The strengths of this study are its size and detailed characterization of an inpatient rehabilitation opioid utilization with links to management across care transitions and discharge prescribing practices. We acknowledge the limitations of retrospective studies, including incomplete chart documentation. Further quality improvement studies are needed to address the opportunities identified and to follow up with patients long-term to understand the implications of management in the inpatient setting. Particular attention to the management of pain and opioid use for patients admitted to rehabilitation settings using daily MME >200 is warranted. Characterization of opioid utilization in acute care, with a focus on new start of ER opioids may be useful for understanding the implications downstream opioid use in during rehabilitation stays.

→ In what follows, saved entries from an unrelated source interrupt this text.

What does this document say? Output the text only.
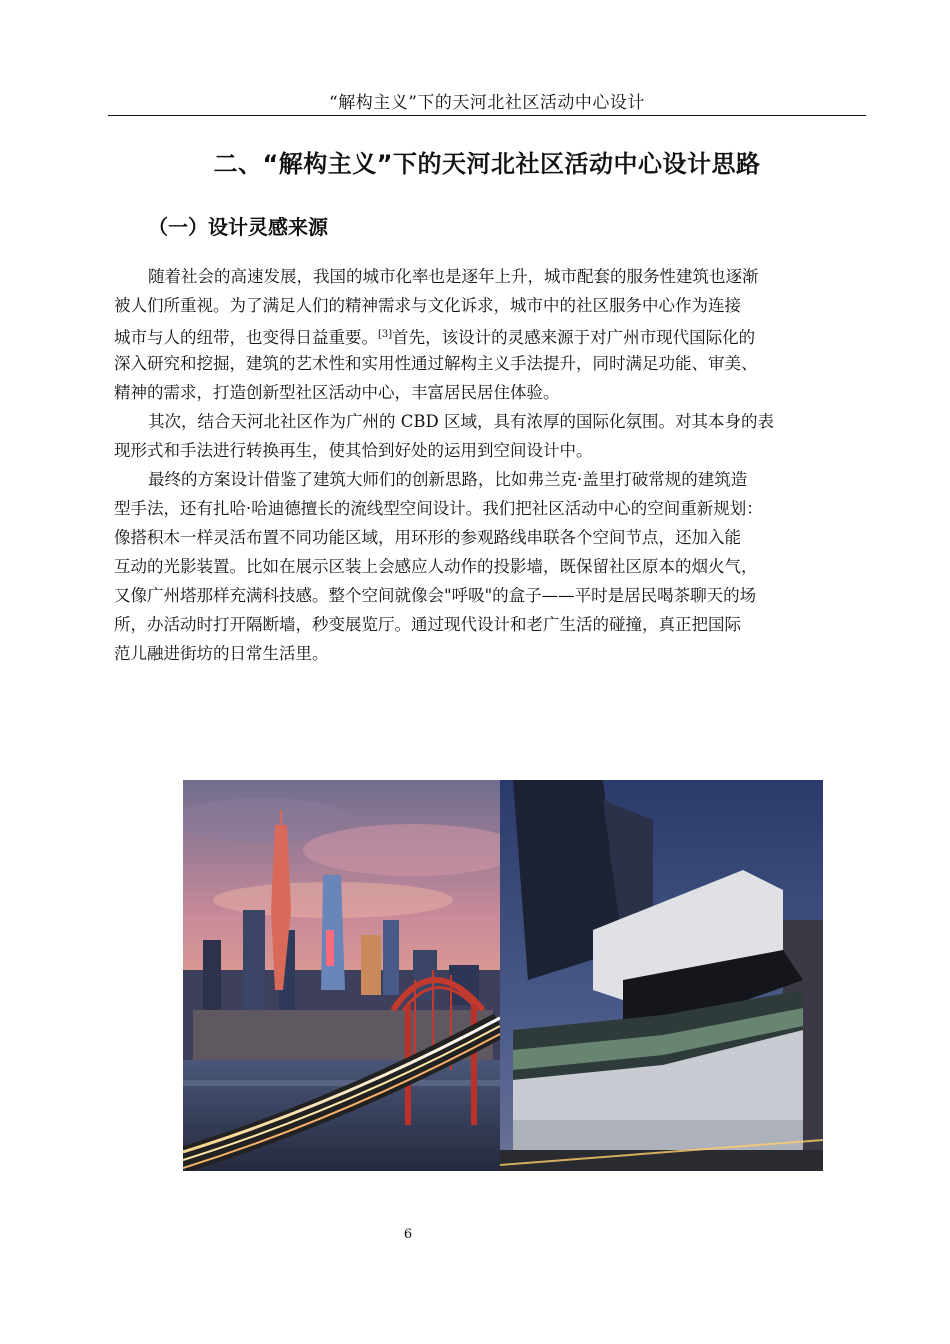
“解构主义”下的天河北社区活动中心设计
二、“解构主义”下的天河北社区活动中心设计思路
（一）设计灵感来源
随着社会的高速发展，我国的城市化率也是逐年上升，城市配套的服务性建筑也逐渐
被人们所重视。为了满足人们的精神需求与文化诉求，城市中的社区服务中心作为连接
城市与人的纽带，也变得日益重要。[3]首先，该设计的灵感来源于对广州市现代国际化的
深入研究和挖掘，建筑的艺术性和实用性通过解构主义手法提升，同时满足功能、审美、
精神的需求，打造创新型社区活动中心，丰富居民居住体验。
其次，结合天河北社区作为广州的 CBD 区域，具有浓厚的国际化氛围。对其本身的表
现形式和手法进行转换再生，使其恰到好处的运用到空间设计中。
最终的方案设计借鉴了建筑大师们的创新思路，比如弗兰克·盖里打破常规的建筑造
型手法，还有扎哈·哈迪德擅长的流线型空间设计。我们把社区活动中心的空间重新规划：
像搭积木一样灵活布置不同功能区域，用环形的参观路线串联各个空间节点，还加入能
互动的光影装置。比如在展示区装上会感应人动作的投影墙，既保留社区原本的烟火气，
又像广州塔那样充满科技感。整个空间就像会"呼吸"的盒子——平时是居民喝茶聊天的场
所，办活动时打开隔断墙，秒变展览厅。通过现代设计和老广生活的碰撞，真正把国际
范儿融进街坊的日常生活里。
6
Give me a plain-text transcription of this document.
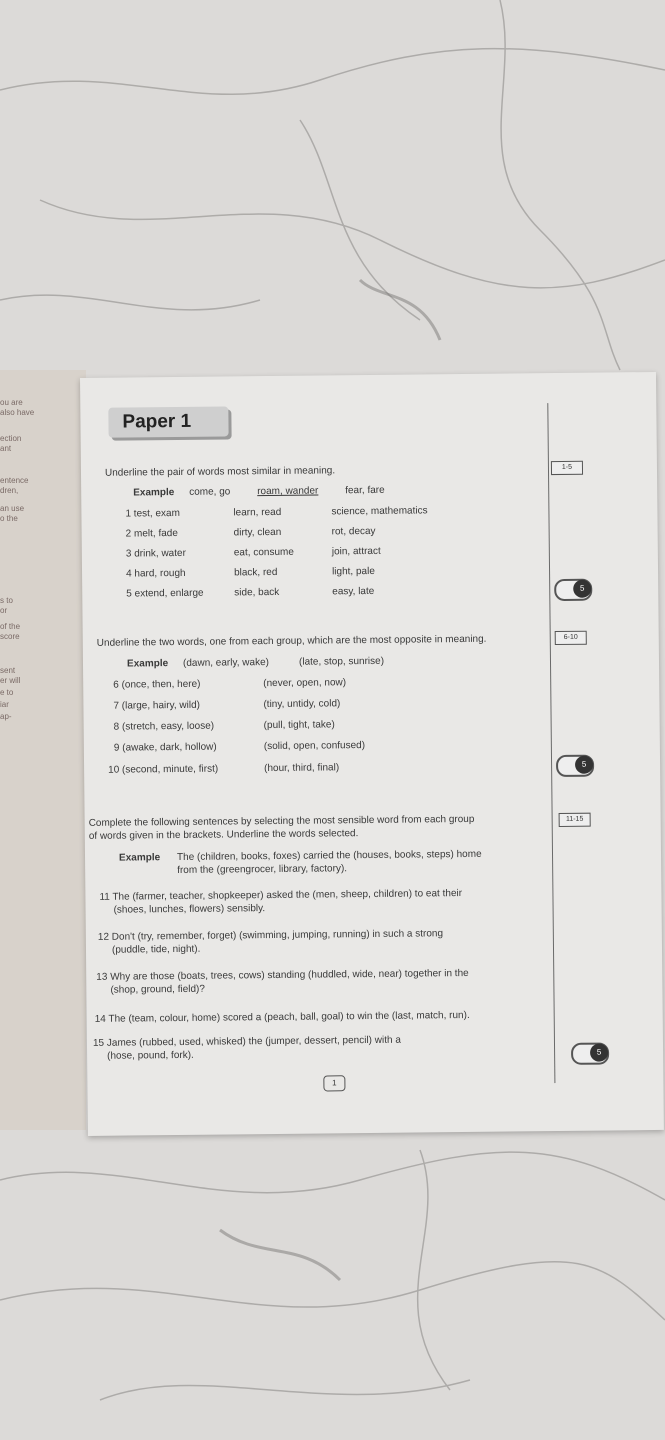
ou are
also have
ection
ant
entence
dren,
an use
o the
s to
or
of the
score
sent
er will
e to
iar
ap-
Paper 1
Underline the pair of words most similar in meaning.	1-5
Example come, go	roam, wander	fear, fare
1 test, exam	learn, read	science, mathematics
2 melt, fade	dirty, clean	rot, decay
3 drink, water	eat, consume	join, attract
4 hard, rough	black, red	light, pale
5 extend, enlarge	side, back	easy, late	5
Underline the two words, one from each group, which are the most opposite in meaning.	6-10
Example (dawn, early, wake)	(late, stop, sunrise)
6 (once, then, here)	(never, open, now)
7 (large, hairy, wild)	(tiny, untidy, cold)
8 (stretch, easy, loose)	(pull, tight, take)
9 (awake, dark, hollow)	(solid, open, confused)
10 (second, minute, first)	(hour, third, final)	5
Complete the following sentences by selecting the most sensible word from each group
of words given in the brackets. Underline the words selected.
11-15
Example The (children, books, foxes) carried the (houses, books, steps) home
from the (greengrocer, library, factory).
11 The (farmer, teacher, shopkeeper) asked the (men, sheep, children) to eat their
(shoes, lunches, flowers) sensibly.
12 Don't (try, remember, forget) (swimming, jumping, running) in such a strong
(puddle, tide, night).
13 Why are those (boats, trees, cows) standing (huddled, wide, near) together in the
(shop, ground, field)?
14 The (team, colour, home) scored a (peach, ball, goal) to win the (last, match, run).
15 James (rubbed, used, whisked) the (jumper, dessert, pencil) with a
(hose, pound, fork).	5
1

Results from this study describe opioid utilization and management in the setting of opioid stewardship by pharmacists and the interprofessional teams at Toronto Rehab and across transitions in care. These results offer new perspectives on the current state and areas of opportunity for quality improvement initiatives within inpatient rehabilitation and acute care settings to identify and support patients with complex pain management needs.
The authors would like to acknowledge the contributions of Cynthia Selvanathan, Kristen Conte, Kuo-En Huang, Cheng-Yu Lin, Caylie Poirier, Ashley Sharifara and Tiffany Wu, who contributed to this work while they were pharmacy students of the Leslie Dan Faculty of Pharmacy, University of Toronto. They would also like to acknowledge the contributions of Jordanne Feldberg and Shiming Sun, who volunteered their time while they were pharmacy students at the Leslie Dan Faculty of Pharmacy, University of Toronto.
Dr Andrea Furlan reports grants from Canadian Generic Product Association, outside the submitted work, and Dr Andrea Furlan has a YouTube monetized channel and she receives payments from Ads. The channel is about chronic pain. The authors report no other conflicts of interest in this work.